Einstein a lu avec attention le mémoire de Max Planck, et autant dire qu’il a « kiffé ». Il va alors  aller encore plus loin : Selon Max Planck, les échanges d’énergies entre rayonnements électromagnétiques et matière sont quantifiés. Selon Einstein c’est carrément la lumière qui est quantifiée ! Autant dire que ceux qui n’avaient pas l’émail des dents solides ont dû faire la joie de leur dentiste ! (Il faut rappeler qu’à l’époque la lumière est une onde absolument continue, comme toutes les ondes)

Pour aboutir à ce résultat, Einstein s’est penché sur le problème du photoélectrique que n’arrivaient pas à résoudre Hertz et ses collègues de jeu. Mais il a attaqué le problème avec l’idée des quantas d’énergie de Planck en tête.

Einstein a alors proposé que le quantum d’énergie h.ν était en fait transporté par une particule, un grain de lumière (qu’il appellera « photon » à partir de 1923) Cette transformation de la lumière en un phénomène discontinu, va alors lui permettre d’apporter une explication à la photoélectricité : Si Ec est l’énergie cinétique d’un électron et Eg l’énergie nécessaire pour l’arracher, alors Ec=h.ν – Eg

Autrement dit, si h.ν, l’énergie transportée par un grain de lumière, est inférieure à Eg, alors l’électron qui absorbe ce grain, n’a pas assez d’énergie pour être arraché.

Cette discontinuité de la lumière va avoir tellement de mal à passer, qu’il faudra attendre plus de 10ans avant qu’elle ne soit vraiment considérée comme une particule, et ce malgré les nombreuses expériences et résultats validant  systématiquement la formule d’Einstein.

Nous voilà maintenant en 1913 avec Niels Bohr pour une troisième vague intenses de secousses. Rutherford a établi en 1910 un modèle planétaire de l’atome, avec un noyau jouant le rôle du soleil, et des électrons qui gravitent autour.
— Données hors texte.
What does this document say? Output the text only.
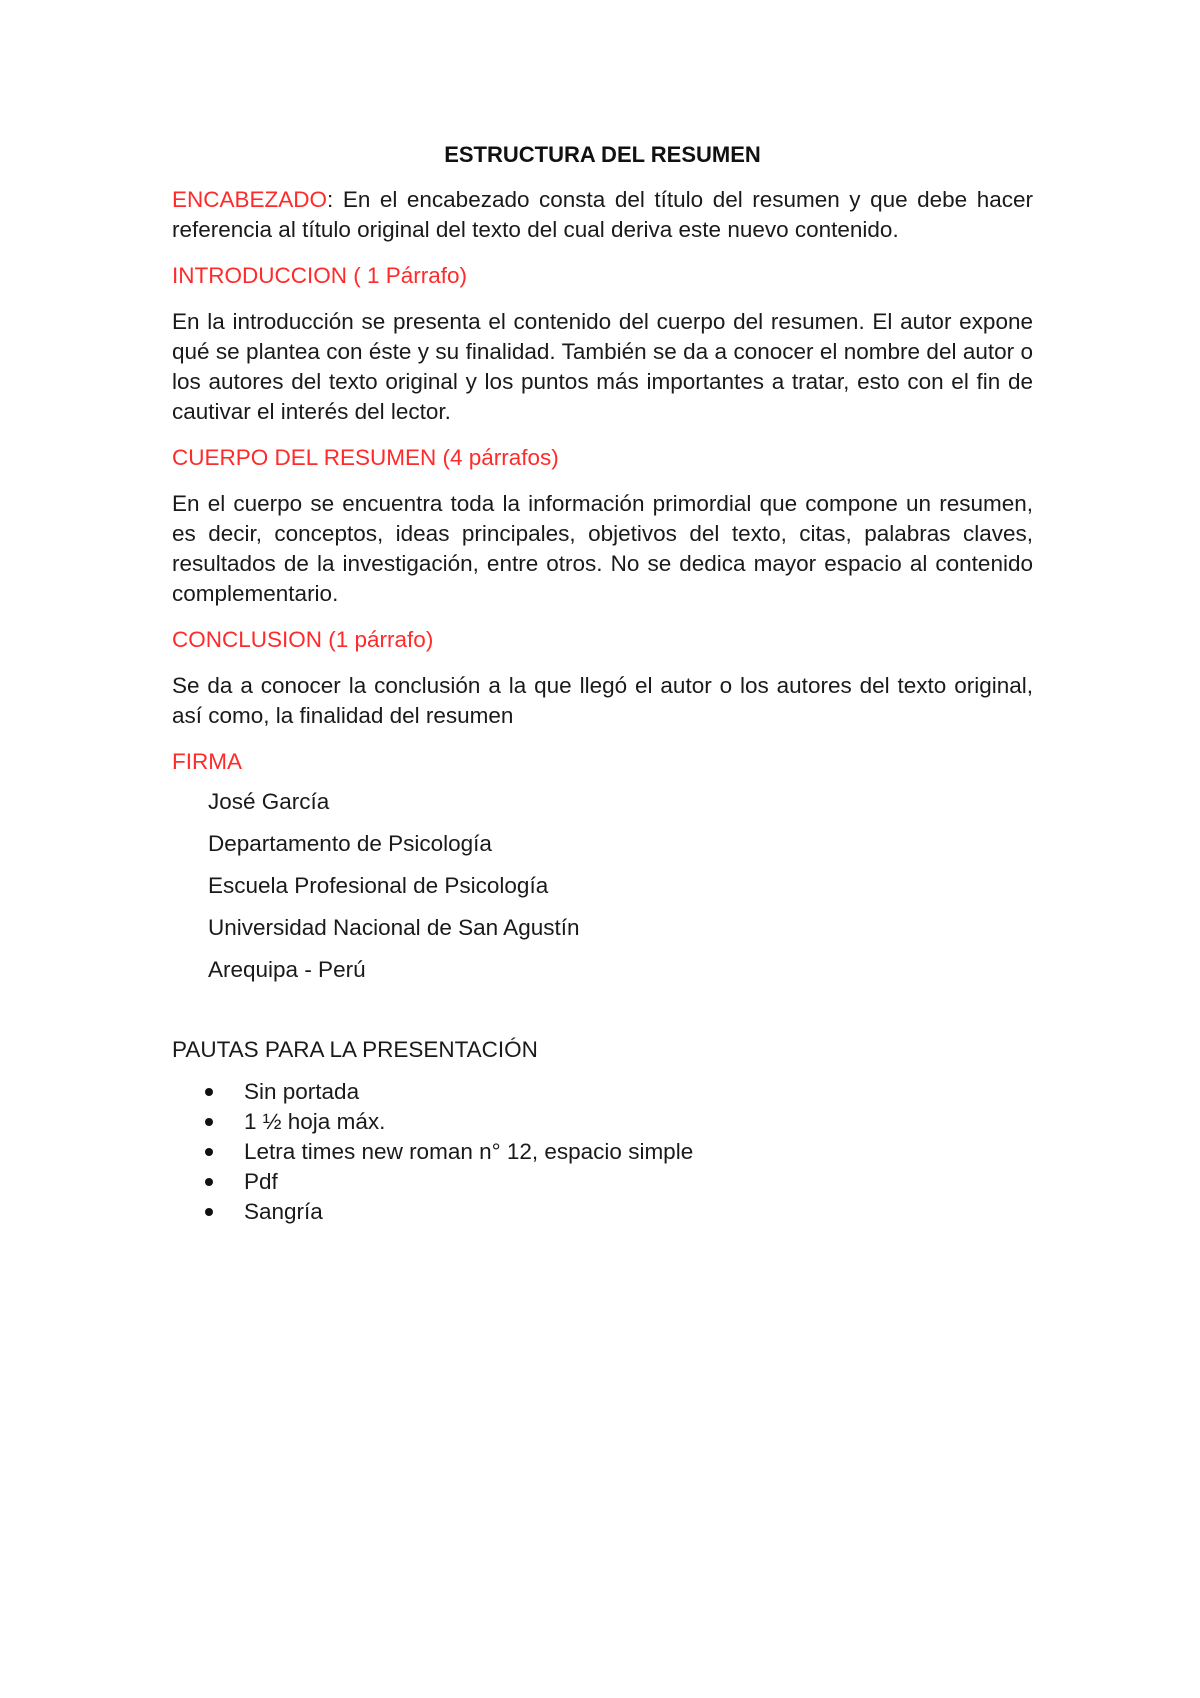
ESTRUCTURA DEL RESUMEN

ENCABEZADO: En el encabezado consta del título del resumen y que debe hacer referencia al título original del texto del cual deriva este nuevo contenido.

INTRODUCCION ( 1 Párrafo)

En la introducción se presenta el contenido del cuerpo del resumen. El autor expone qué se plantea con éste y su finalidad. También se da a conocer el nombre del autor o los autores del texto original y los puntos más importantes a tratar, esto con el fin de cautivar el interés del lector.

CUERPO DEL RESUMEN (4 párrafos)

En el cuerpo se encuentra toda la información primordial que compone un resumen, es decir, conceptos, ideas principales, objetivos del texto, citas, palabras claves, resultados de la investigación, entre otros. No se dedica mayor espacio al contenido complementario.

CONCLUSION (1 párrafo)

Se da a conocer la conclusión a la que llegó el autor o los autores del texto original, así como, la finalidad del resumen

FIRMA
José García
Departamento de Psicología
Escuela Profesional de Psicología
Universidad Nacional de San Agustín
Arequipa - Perú
PAUTAS PARA LA PRESENTACIÓN
Sin portada
1 ½ hoja máx.
Letra times new roman n° 12, espacio simple
Pdf
Sangría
Mais ce modèle souffre d’un énorme problème : présenté de cette façon, les électrons devraient venir s’écraser très rapidement sur le noyau.

Pour éliminer cette contradiction Niels Bohr va introduire la discontinuité au cœur de l’atome en proposant que les orbites des électrons ne peuvent pas varier de manière continue.

Ainsi un électron ne peut changer d’orbite que par « saut », il passera sur une orbite plus élevée si l’énergie nécessaire lui est fournie sous la forme d’un photon et passera sur une orbite plus basse en émettant un photon dont l’énergie sera égale à la différence entre les deux niveaux orbitaux.

Ce modèle théorique va connaitre un grand succès rapidement, tant il permet de comprendre les raies dans le spectre d’émission des différents objets.

Lorsque la première guerre mondiale éclate, la folie quantique a déjà fait beaucoup de ravages. En moins de 15 ans, la vision continue de l’univers a volé en éclat: L’énergie a été quantifié, la lumière a été quantifié, et même l’atome n’a plus rien de continue.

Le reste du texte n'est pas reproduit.